M. Jean-Pierre Balligand a souhaité ajouter trois remarques. À propos des interrogations formulées sur la place et le rôle de La Poste, la Caisse des dépôts et consignations n'a absolument aucun intérêt à voir s'affaiblir ce qui constitue son deuxième grand réseau de distribution. La Poste fournit régulièrement la preuve de sa très grande efficacité dans la vente et la distribution de produits financiers que d'autres ont reçu mission de concevoir. L'objectif actuel est de ne pas perdre cette alliance. Quant à la question du maintien d'une banque postale en France, elle relève de l'État. Cette même question, délicate, concerne les quatorze États européens qui possèdent une banque postale, et en particulier l'Allemagne.

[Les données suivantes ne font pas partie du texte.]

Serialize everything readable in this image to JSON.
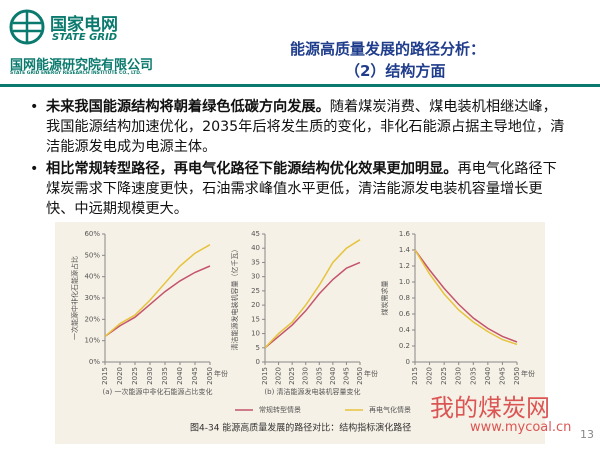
{
  "header": {
    "logo_cn": "国家电网",
    "logo_en": "STATE GRID",
    "org_cn": "国网能源研究院有限公司",
    "org_en": "STATE GRID ENERGY RESEARCH INSTITUTE CO., LTD.",
    "title_1": "能源高质量发展的路径分析：",
    "title_2": "（2）结构方面"
  },
  "bullets": [
    {
      "bold": "未来我国能源结构将朝着绿色低碳方向发展。",
      "text": "随着煤炭消费、煤电装机相继达峰，我国能源结构加速优化，2035年后将发生质的变化，非化石能源占据主导地位，清洁能源发电成为电源主体。"
    },
    {
      "bold": "相比常规转型路径，再电气化路径下能源结构优化效果更加明显。",
      "text": "再电气化路径下煤炭需求下降速度更快，石油需求峰值水平更低，清洁能源发电装机容量增长更快、中远期规模更大。"
    }
  ],
  "chart_data": [
    {
      "type": "line",
      "y_label": "一次能源中非化石能源占比",
      "x_label": "年份",
      "caption": "(a) 一次能源中非化石能源占比变化",
      "x": [
        2015,
        2020,
        2025,
        2030,
        2035,
        2040,
        2045,
        2050
      ],
      "xlim": [
        2015,
        2050
      ],
      "xticks": [
        2015,
        2020,
        2025,
        2030,
        2035,
        2040,
        2045,
        2050
      ],
      "ylim": [
        0,
        60
      ],
      "yticks": [
        {
          "value": 0,
          "label": "0%"
        },
        {
          "value": 10,
          "label": "10%"
        },
        {
          "value": 20,
          "label": "20%"
        },
        {
          "value": 30,
          "label": "30%"
        },
        {
          "value": 40,
          "label": "40%"
        },
        {
          "value": 50,
          "label": "50%"
        },
        {
          "value": 60,
          "label": "60%"
        }
      ],
      "series": [
        {
          "name": "常规转型情景",
          "color": "#c4546c",
          "values": [
            12,
            17,
            21,
            27,
            33,
            38,
            42,
            45
          ]
        },
        {
          "name": "再电气化情景",
          "color": "#e6c33c",
          "values": [
            12,
            18,
            22,
            29,
            37,
            45,
            51,
            55
          ]
        }
      ]
    },
    {
      "type": "line",
      "y_label": "清洁能源发电装机容量（亿千瓦）",
      "x_label": "年份",
      "caption": "(b) 清洁能源发电装机容量变化",
      "x": [
        2015,
        2020,
        2025,
        2030,
        2035,
        2040,
        2045,
        2050
      ],
      "xlim": [
        2015,
        2050
      ],
      "xticks": [
        2015,
        2020,
        2025,
        2030,
        2035,
        2040,
        2045,
        2050
      ],
      "ylim": [
        0,
        45
      ],
      "yticks": [
        0,
        5,
        10,
        15,
        20,
        25,
        30,
        35,
        40,
        45
      ],
      "series": [
        {
          "name": "常规转型情景",
          "color": "#c4546c",
          "values": [
            5,
            9,
            13,
            18,
            24,
            29,
            33,
            35
          ]
        },
        {
          "name": "再电气化情景",
          "color": "#e6c33c",
          "values": [
            5,
            10,
            14,
            20,
            27,
            35,
            40,
            43
          ]
        }
      ]
    },
    {
      "type": "line",
      "y_label": "煤炭需求量",
      "x_label": "年份",
      "x": [
        2015,
        2020,
        2025,
        2030,
        2035,
        2040,
        2045,
        2050
      ],
      "xlim": [
        2015,
        2050
      ],
      "xticks": [
        2015,
        2020,
        2025,
        2030,
        2035,
        2040,
        2045,
        2050
      ],
      "ylim": [
        0,
        1.6
      ],
      "yticks": [
        0,
        0.2,
        0.4,
        0.6,
        0.8,
        {
          "value": 1,
          "label": "1.0"
        },
        1.2,
        1.4,
        1.6
      ],
      "series": [
        {
          "name": "常规转型情景",
          "color": "#c4546c",
          "values": [
            1.4,
            1.15,
            0.92,
            0.72,
            0.55,
            0.42,
            0.32,
            0.25
          ]
        },
        {
          "name": "再电气化情景",
          "color": "#e6c33c",
          "values": [
            1.4,
            1.1,
            0.85,
            0.65,
            0.5,
            0.38,
            0.28,
            0.22
          ]
        }
      ]
    }
  ],
  "figure_caption": "图4-34 能源高质量发展的路径对比：结构指标演化路径",
  "watermark": {
    "name": "我的煤炭网",
    "url": "www.mycoal.cn"
  },
  "page_number": "13"
}
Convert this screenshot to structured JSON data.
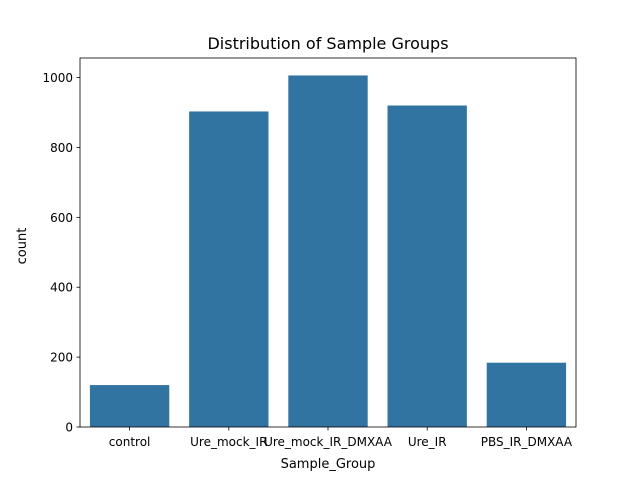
{
  "chart_data": {
    "type": "bar",
    "title": "Distribution of Sample Groups",
    "xlabel": "Sample_Group",
    "ylabel": "count",
    "categories": [
      "control",
      "Ure_mock_IR",
      "Ure_mock_IR_DMXAA",
      "Ure_IR",
      "PBS_IR_DMXAA"
    ],
    "values": [
      120,
      903,
      1006,
      920,
      184
    ],
    "ylim": [
      0,
      1056
    ],
    "yticks": [
      0,
      200,
      400,
      600,
      800,
      1000
    ],
    "grid": false,
    "legend": "none",
    "bar_color": "#3274a1"
  }
}
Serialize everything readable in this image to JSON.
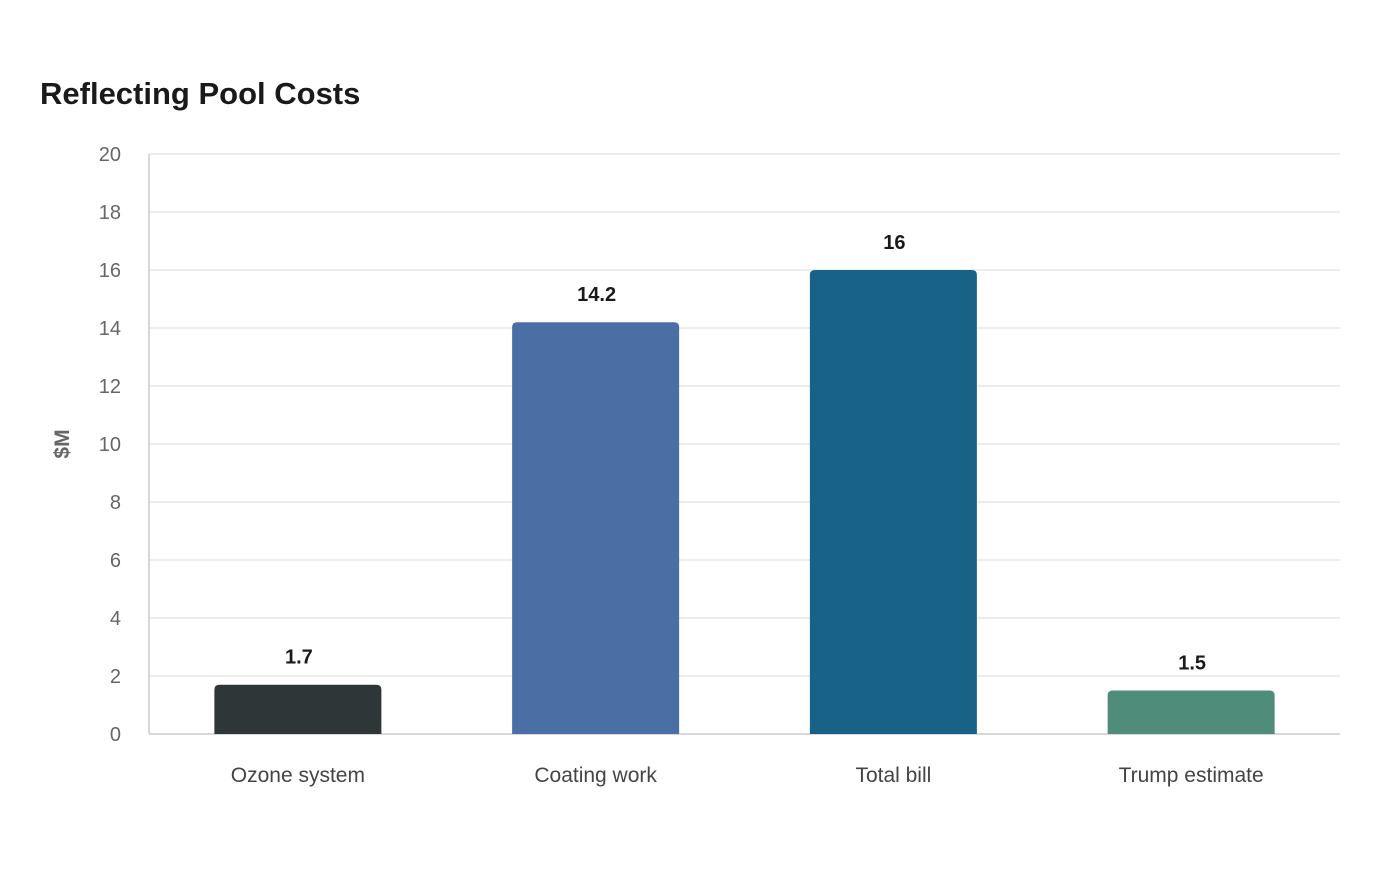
{
  "chart_data": {
    "type": "bar",
    "title": "Reflecting Pool Costs",
    "xlabel": "",
    "ylabel": "$M",
    "ylim": [
      0,
      20
    ],
    "yticks": [
      0,
      2,
      4,
      6,
      8,
      10,
      12,
      14,
      16,
      18,
      20
    ],
    "grid": true,
    "categories": [
      "Ozone system",
      "Coating work",
      "Total bill",
      "Trump estimate"
    ],
    "values": [
      1.7,
      14.2,
      16,
      1.5
    ],
    "value_labels": [
      "1.7",
      "14.2",
      "16",
      "1.5"
    ],
    "colors": [
      "#2e3638",
      "#4a6fa5",
      "#186287",
      "#4f8c7a"
    ]
  }
}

S'agissant de l'alliance avec les Caisses d'épargne, bâtir une société holding à parité, avec deux co-présidents, représente un pari extraordinaire. L'enjeu est très important non seulement pour les acteurs de ce partenariat, mais aussi pour la place financière française, et même au-delà, pour les places européennes. La presse économique l'a d'ailleurs bien compris, qui pourtant se montre volontiers critique à l'égard de la Caisse. De nombreuses alliances sont à l'_uvre en Europe, elles sont logiques, ce qui ne signifie pas pour autant que les négociations soient aisées. Enfin, il faut souligner l'événement que représente le succès de ce rapprochement lorsque l'on sait qu'il a nécessité des discussions d'égal à égal entre des fonctionnaires de Bercy et des provinciaux très au contact du public, issus de cultures et de métiers assez différents. Ce sont les hommes et les femmes qui ont porté ce projet qui en font toute la valeur. Le pari est en passe d'être gagné, spécialité par spécialité. La Commission de surveillance n'a désormais qu'un seul souci : s'assurer du fait que la valorisation des actifs des caisses d'épargne soit correcte. À cet égard, l'intervention de la Commission des transferts est positive. Des banques conseils pourront ainsi attester de la bonne évaluation des actifs en question.

Le Président Henri Emmanuelli a remercié les différents intervenants et rendu hommage au travail de rapprochement en cours, dont les résultats sont remarquables. La discussion avec les Caisses d'épargne aura été difficile, parfois proche de l'échec ; au total il s'agit d'une très belle initiative. Les entreprises publiques ne doivent pas rester inertes dans la conjoncture actuelle d'un capitalisme en mutation.